Успешно отвлекали его от тяжких предыгровых дум и всякие юморные истории, шуточные стихи, дворовые и так называемые блатные песенки, вроде тех, что вспоминают со слов дедушек и бабушек участники популярной телепередачи «В нашу гавань заходили корабли». Знаменитый спортивный врач Олег Белаковский, когда работал с футбольной сборной, специально травил ему всякие байки. Лева очень любил и всегда просил его напеть песенку «Маруся отравилась», начинал хохотать с первой строфы:
Мотор колеса крутит,
Кругом бежит Москва.
Маруся в анституте
Селкифасовскова.
Яшину и самому по себе, и при помощи таких успокоительных ухищрений медиков удавалось сбрасывать нервный груз и выходить на матчи, тем более суперважные, неизменно свежим и сосредоточенным.

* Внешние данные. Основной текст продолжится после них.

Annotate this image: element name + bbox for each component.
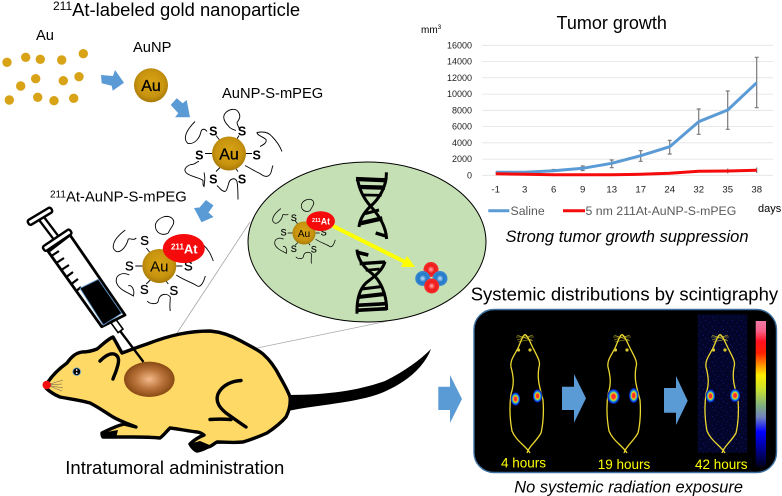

Он был всякий раз готов для сурового сопротивления, при этом совершенно себя не щадил, то извлекая мяч из клубка тел, то бесстрашно кидаясь в ноги головой вперед, как его учили, а не ногами, как позже стало принято.
В олимпийском Мельбурне блестяще сыгранный полуфинал с болгарами закончил с травмой плечевого сустава, по всем признакам не должен был выходить на финал с Югославией, но затверженно повторял: «Играть буду!» Постарались, конечно, врачи – сделали блокаду, перед игрой наложили тугую повязку. А Гавриил Дмитриевич Качалин по Левиной решимости понял: не подведет. И не подвел.
На чемпионате мира 1958 года получил в стартовом матче с Англией такой удар ногой по голове, что впору было отправлять в клинику, а он, еле придя в чувство, отбивал мяч за мячом, стойко держался и в следующих встречах, а в переигровке за выход в четвертьфинал с теми же англичанами ему опять так досталось от бесцеремонных британских силовиков, он был настолько измучен, что на какой-то миг потерял ощущение реальности и спросил: «Мы выиграли?»
За три дня до незабываемого матча 1963 года на Кубок Европы в Риме у Яшина подскочила температура почти до сорока. Докторам удалось сбить жестокую простуду, а ослабевший от нее больной на утренней разминке в день игры вел себя как ни в чем не бывало и первыми же движениями убедил Константина Ивановича Бескова в своей готовности, чтобы вечером в игре творить просто-напросто чудеса.
Таких исцелений, достигнутых, возможно, больше силой воли, чем хлопотами врачей, и накануне матчей, и во время самих игр (а замены тогда не разрешались), набралось у Яшина как ни у кого другого, но все эти акты мужества по сумме своей зашкалили, видимо, за разумную черту и аукнулись в будущем серьезными проблемами для организма.
В подобных случаях неизбежен вопрос: ради чего гробилось здоровье? Сколько существует спорт высших достижений, столько времени об этом спорят, а сейчас, в связи с темой допинга, особенно. Охотно поливают и прежнюю власть, выпивавшую из чемпионов и рекордсменов все соки ради победоносного доказательства наших социальных и национальных преимуществ. Она, власть, конечно, не пеклась о последствиях для их здоровья, а самим молодым людям и в голову не приходило задумываться об этом, загадывать наперед. И не ради денег корячились, да и какие это были деньги – сущие гроши, которые и сравнивать не приходится с заработками самых захудалых игроков сегодняшнего дня.
В системе координат футболистов 50-х, разумеется, находилось место и для забот о хлебе насущном, были среди них и финансово озабоченные, и коммерческие гении, но футбол, мяч, престиж страны, клуба, да и свой собственный, как правило, заслонял остальные мотивы. Однако и при таком соотношении стимулов окружающие только дивились бескорыстию Яшина.